Paling susah jadi interpreter itu adalah ketika harus selalu berada di tengah, harus selalu bersikap netral, harus selalu jaga emosi meski dua kubu sepanas apapun nggak boleh terbawa emosi, dan harus selalu lempeng alias datar dan nggak boleh sampe meninggikan suara. Apalagi ketika lawan bicara yang ditranslate-nya sama-sama kayak si Ojan, sama-sama nggak mau kalah, kalo boleh lempar kursi ato gebrak meja, kayaknya kursi ama meja kantor udah abis ane lempar kesana kemari.

Tapi, itulah seninya menjadi seorang interpreter.

Tidak hanya belajar bahasa yang harus diterjemahkan, tapi kita bisa belajar bagaimana berkomunikasi, bagaimana menyesuaikan diri saat bicara dengan berbagai macam karakter lawan bicara, bagaimana mengontrol emosi, bagaimana menggunakan bahasa yang baik dan benar, serta teruuusss belajar, belajar dan belajar. 
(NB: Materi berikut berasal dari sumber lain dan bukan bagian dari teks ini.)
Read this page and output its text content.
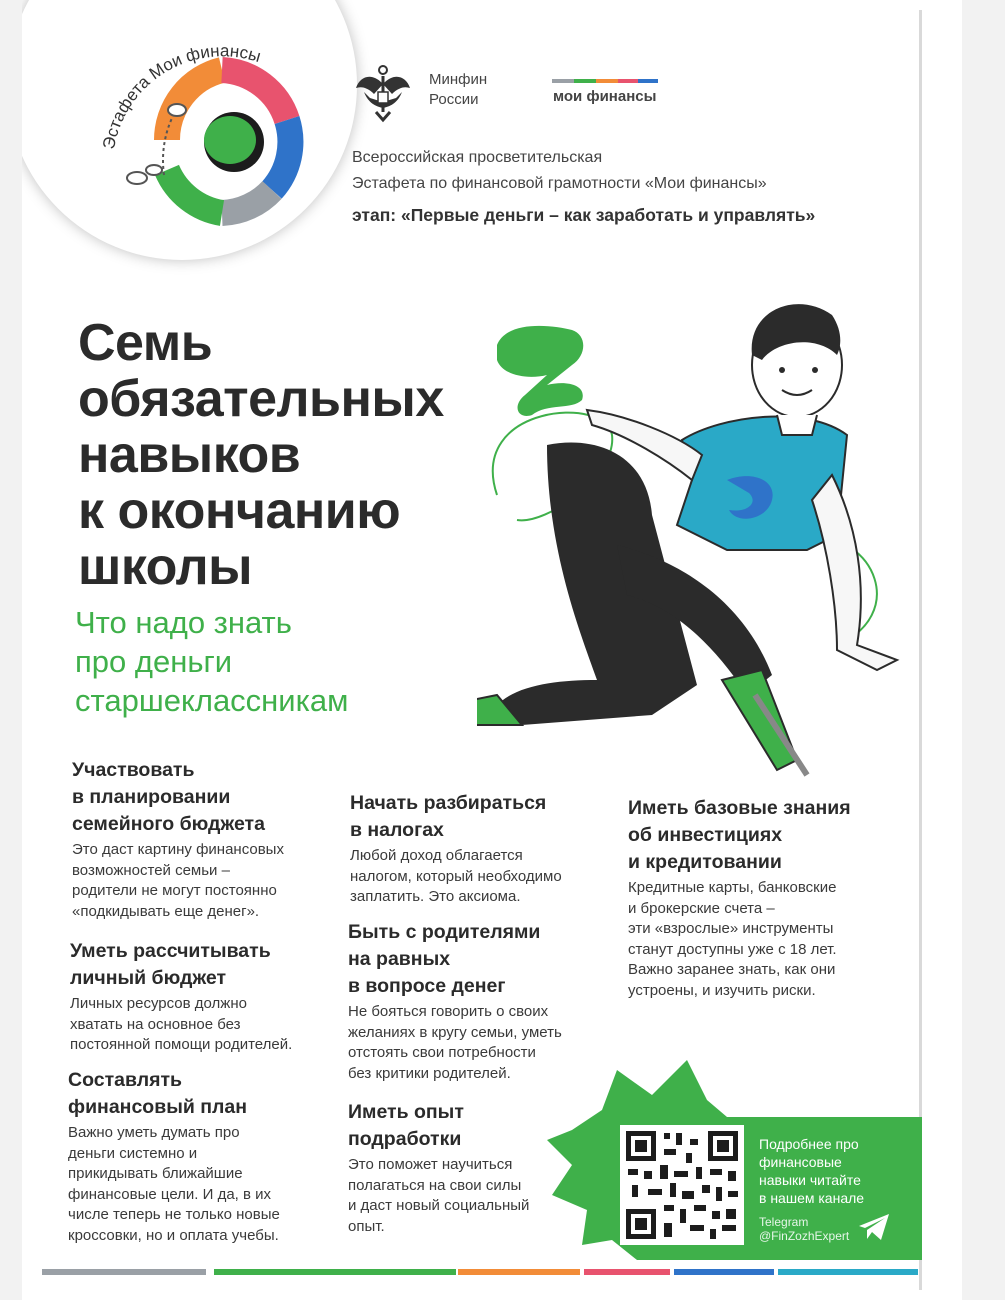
Эстафета Мои финансы
Минфин
России	мои финансы
Всероссийская просветительская
Эстафета по финансовой грамотности «Мои финансы»
этап: «Первые деньги – как заработать и управлять»
Семь
обязательных
навыков
к окончанию
школы
Что надо знать
про деньги
старшеклассникам
Участвовать
в планировании
семейного бюджета

Это даст картину финансовых
возможностей семьи –
родители не могут постоянно
«подкидывать еще денег».

Уметь рассчитывать
личный бюджет

Личных ресурсов должно
хватать на основное без
постоянной помощи родителей.

Составлять
финансовый план

Важно уметь думать про
деньги системно и
прикидывать ближайшие
финансовые цели. И да, в их
числе теперь не только новые
кроссовки, но и оплата учебы.

Начать разбираться
в налогах

Любой доход облагается
налогом, который необходимо
заплатить. Это аксиома.

Быть с родителями
на равных
в вопросе денег

Не бояться говорить о своих
желаниях в кругу семьи, уметь
отстоять свои потребности
без критики родителей.

Иметь опыт
подработки

Это поможет научиться
полагаться на свои силы
и даст новый социальный
опыт.

Иметь базовые знания
об инвестициях
и кредитовании

Кредитные карты, банковские
и брокерские счета –
эти «взрослые» инструменты
станут доступны уже с 18 лет.
Важно заранее знать, как они
устроены, и изучить риски.

Подробнее про
финансовые
навыки читайте
в нашем канале
Telegram
@FinZozhExpert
Karena belajar bahasa itu nggak ada habisnya, bahasa itu luas dan harus dipakai setiap hari :)

Meski berat, but I love this job!
Fight!!!




No comments:

Post a Comment

Are you listening?

 “Kita dianugerahi dua telinga dan satu mulut, bukankah itu berarti kita sebaiknya lebih banyak mendengar daripada bicara?” Saya sering deng...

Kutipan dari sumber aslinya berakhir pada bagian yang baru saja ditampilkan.